Researchers hope to train the supercomputers on which images are abnormal by inputting images from previous scans already studied by humans. Already, the computer is 91 percent accurate in determining abnormal scans and 81 percent accurate in determining stroke cases. Eventually, Prevedello hopes that the computers will be able to use what they’ve been “taught” to determine which cases are the highest priority for clinicians.
“The idea here is to make our scanners more intelligent,” Prevedello tells Health Data Management.
Beyond OSU Wexner, Stanford University Medical Center and the Mayo Clinic are also putting supercomputers to work with the aim to eventually automate many simple radiology tasks.
The Mayo Clinic’s Radiology Informatics Lab, which focuses on sifting out image-derived biomarkers of disease, is developing a deep learning tool that can mine information from medical images for researchers.
Meanwhile, Stanford University’s High Performance Computing Center is inputting data from its electronic health records, genomics data, biobank and imaging studies to improve image labeling and cohort selection.

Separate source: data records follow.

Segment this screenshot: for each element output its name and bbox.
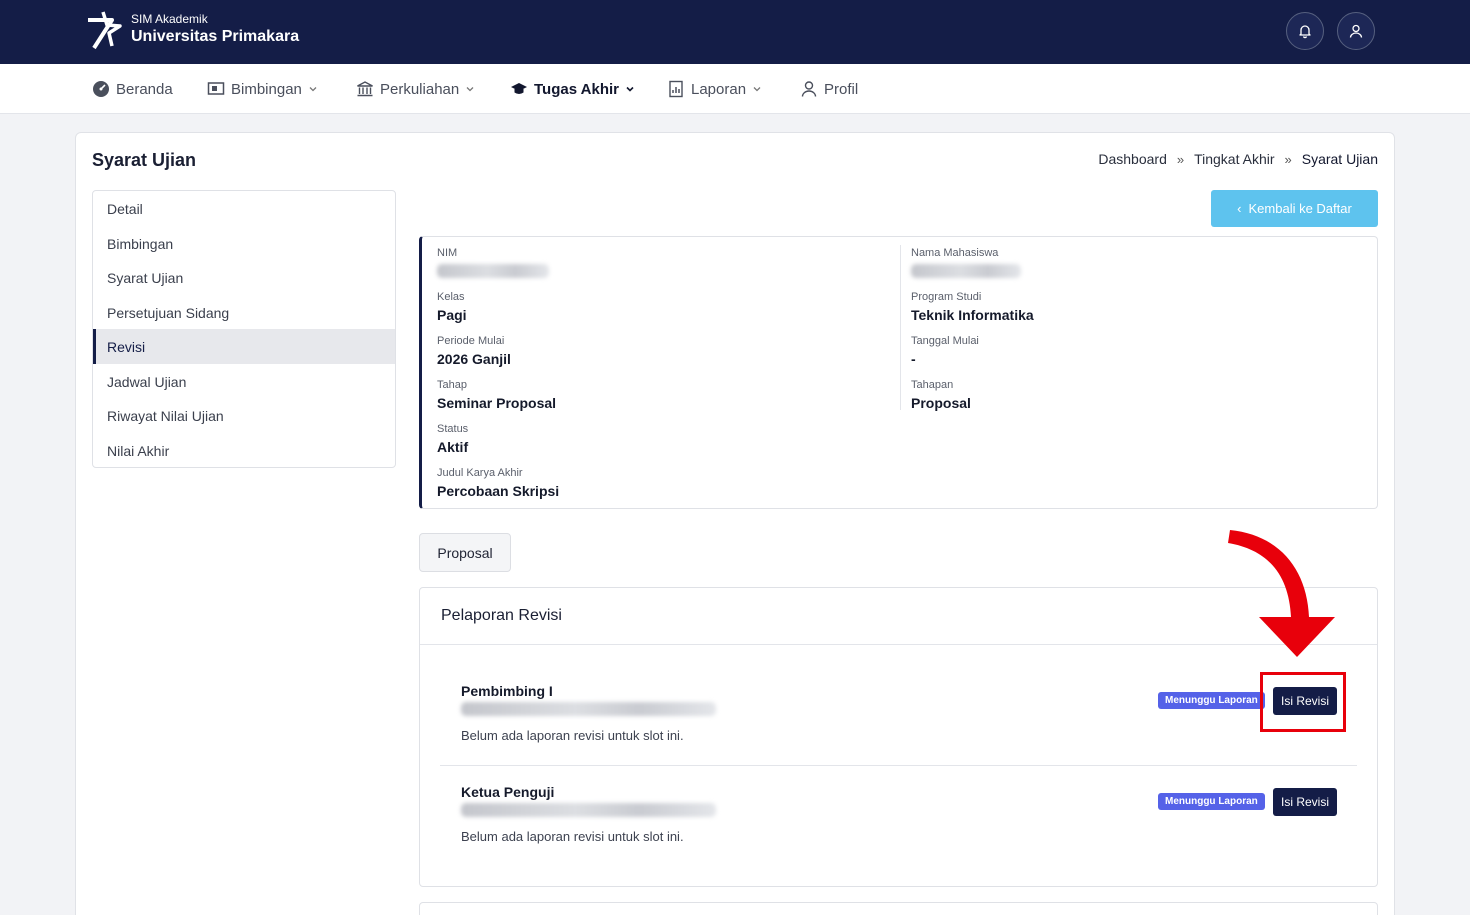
highlight-box-annotation bbox=[1260, 672, 1346, 732]
report-icon bbox=[667, 80, 685, 98]
tahap-label: Tahap bbox=[437, 379, 467, 391]
back-to-list-button[interactable]: ‹ Kembali ke Daftar bbox=[1211, 190, 1378, 227]
nav-tugas-akhir[interactable]: Tugas Akhir bbox=[510, 64, 635, 114]
tanggal-value: - bbox=[911, 351, 916, 367]
slot-detail-redacted bbox=[461, 702, 716, 716]
field-tahapan: Tahapan Proposal bbox=[911, 379, 971, 411]
slot-empty-message: Belum ada laporan revisi untuk slot ini. bbox=[461, 728, 684, 743]
column-divider bbox=[900, 245, 901, 410]
status-label: Status bbox=[437, 423, 469, 435]
field-judul: Judul Karya Akhir Percobaan Skripsi bbox=[437, 467, 559, 499]
side-menu: Detail Bimbingan Syarat Ujian Persetujua… bbox=[92, 190, 396, 468]
periode-value: 2026 Ganjil bbox=[437, 351, 511, 367]
side-item-jadwal-ujian[interactable]: Jadwal Ujian bbox=[93, 364, 395, 399]
brand-subtitle: SIM Akademik bbox=[131, 12, 208, 26]
nav-beranda-label: Beranda bbox=[116, 80, 173, 98]
presentation-icon bbox=[207, 80, 225, 98]
field-program-studi: Program Studi Teknik Informatika bbox=[911, 291, 1034, 323]
field-status: Status Aktif bbox=[437, 423, 468, 455]
slot-detail-redacted bbox=[461, 803, 716, 817]
side-item-detail[interactable]: Detail bbox=[93, 191, 395, 226]
side-item-riwayat-nilai-ujian[interactable]: Riwayat Nilai Ujian bbox=[93, 398, 395, 433]
nav-beranda[interactable]: Beranda bbox=[92, 64, 173, 114]
nav-perkuliahan-label: Perkuliahan bbox=[380, 80, 460, 98]
slot-divider bbox=[440, 765, 1357, 766]
nav-laporan[interactable]: Laporan bbox=[667, 64, 762, 114]
chevron-down-icon bbox=[752, 84, 762, 94]
slot-empty-message: Belum ada laporan revisi untuk slot ini. bbox=[461, 829, 684, 844]
chevron-left-icon: ‹ bbox=[1237, 201, 1242, 216]
judul-label: Judul Karya Akhir bbox=[437, 467, 523, 479]
status-badge: Menunggu Laporan bbox=[1158, 692, 1265, 709]
tahapan-label: Tahapan bbox=[911, 379, 954, 391]
chevron-down-icon bbox=[465, 84, 475, 94]
breadcrumb: Dashboard » Tingkat Akhir » Syarat Ujian bbox=[1098, 151, 1378, 167]
user-menu-button[interactable] bbox=[1337, 12, 1375, 50]
status-badge: Menunggu Laporan bbox=[1158, 793, 1265, 810]
nav-bimbingan-label: Bimbingan bbox=[231, 80, 302, 98]
next-panel bbox=[419, 902, 1378, 915]
user-icon bbox=[1349, 24, 1363, 38]
notification-button[interactable] bbox=[1286, 12, 1324, 50]
breadcrumb-tingkat-akhir[interactable]: Tingkat Akhir bbox=[1194, 151, 1274, 167]
field-nama: Nama Mahasiswa bbox=[911, 247, 1021, 278]
bell-icon bbox=[1299, 25, 1311, 39]
tahapan-value: Proposal bbox=[911, 395, 971, 411]
top-bar: SIM Akademik Universitas Primakara bbox=[0, 0, 1470, 64]
side-item-bimbingan[interactable]: Bimbingan bbox=[93, 226, 395, 261]
dashboard-icon bbox=[92, 80, 110, 98]
nav-tugas-akhir-label: Tugas Akhir bbox=[534, 80, 620, 98]
nim-value-redacted bbox=[437, 264, 549, 278]
breadcrumb-dashboard[interactable]: Dashboard bbox=[1098, 151, 1167, 167]
side-item-persetujuan-sidang[interactable]: Persetujuan Sidang bbox=[93, 295, 395, 330]
chevron-down-icon bbox=[625, 84, 635, 94]
breadcrumb-separator-icon: » bbox=[1284, 151, 1292, 167]
red-arrow-annotation bbox=[1228, 530, 1335, 657]
side-item-syarat-ujian[interactable]: Syarat Ujian bbox=[93, 260, 395, 295]
kelas-label: Kelas bbox=[437, 291, 465, 303]
breadcrumb-separator-icon: » bbox=[1176, 151, 1185, 167]
nav-profil[interactable]: Profil bbox=[800, 64, 858, 114]
field-kelas: Kelas Pagi bbox=[437, 291, 467, 323]
nav-profil-label: Profil bbox=[824, 80, 859, 98]
field-nim: NIM bbox=[437, 247, 549, 278]
periode-label: Periode Mulai bbox=[437, 335, 505, 347]
chevron-down-icon bbox=[308, 84, 318, 94]
kelas-value: Pagi bbox=[437, 307, 467, 323]
isi-revisi-button[interactable]: Isi Revisi bbox=[1273, 788, 1337, 816]
main-navigation: Beranda Bimbingan Perkuliahan Tugas Akhi… bbox=[0, 64, 1470, 114]
university-logo[interactable] bbox=[86, 10, 124, 50]
prodi-label: Program Studi bbox=[911, 291, 982, 303]
person-icon bbox=[800, 80, 818, 98]
side-item-revisi[interactable]: Revisi bbox=[93, 329, 395, 364]
prodi-value: Teknik Informatika bbox=[911, 307, 1034, 323]
nim-label: NIM bbox=[437, 247, 458, 259]
nav-bimbingan[interactable]: Bimbingan bbox=[207, 64, 318, 114]
brand-title: Universitas Primakara bbox=[131, 28, 300, 45]
breadcrumb-current: Syarat Ujian bbox=[1301, 151, 1378, 167]
tab-proposal[interactable]: Proposal bbox=[419, 533, 511, 572]
judul-value: Percobaan Skripsi bbox=[437, 483, 560, 499]
tahap-value: Seminar Proposal bbox=[437, 395, 557, 411]
student-info-panel: NIM Nama Mahasiswa Kelas Pagi Program St… bbox=[419, 236, 1378, 509]
field-tahap: Tahap Seminar Proposal bbox=[437, 379, 556, 411]
back-to-list-label: Kembali ke Daftar bbox=[1248, 201, 1352, 216]
field-periode-mulai: Periode Mulai 2026 Ganjil bbox=[437, 335, 511, 367]
nama-value-redacted bbox=[911, 264, 1021, 278]
page-title: Syarat Ujian bbox=[92, 150, 197, 170]
institution-icon bbox=[356, 80, 374, 98]
nav-perkuliahan[interactable]: Perkuliahan bbox=[356, 64, 475, 114]
slot-role-name: Pembimbing I bbox=[461, 683, 553, 699]
graduation-cap-icon bbox=[510, 80, 528, 98]
nama-label: Nama Mahasiswa bbox=[911, 247, 999, 259]
side-item-nilai-akhir[interactable]: Nilai Akhir bbox=[93, 433, 395, 468]
field-tanggal-mulai: Tanggal Mulai - bbox=[911, 335, 979, 367]
nav-laporan-label: Laporan bbox=[691, 80, 747, 98]
slot-role-name: Ketua Penguji bbox=[461, 784, 555, 800]
tanggal-label: Tanggal Mulai bbox=[911, 335, 979, 347]
status-value: Aktif bbox=[437, 439, 469, 455]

“We have software that does kind of a Google search of radiology reports,” Curtis Langlotz, professor of radiology and biomedical informatics at the Stanford University Medical Center, tells Health Data Management. “It’s not exact, but it’s a good way to get a sense of how many cases have a phrase in reports. When we automate this notion of labeling, it’s not perfect but we look at it as kind of a pipeline to enable further research.”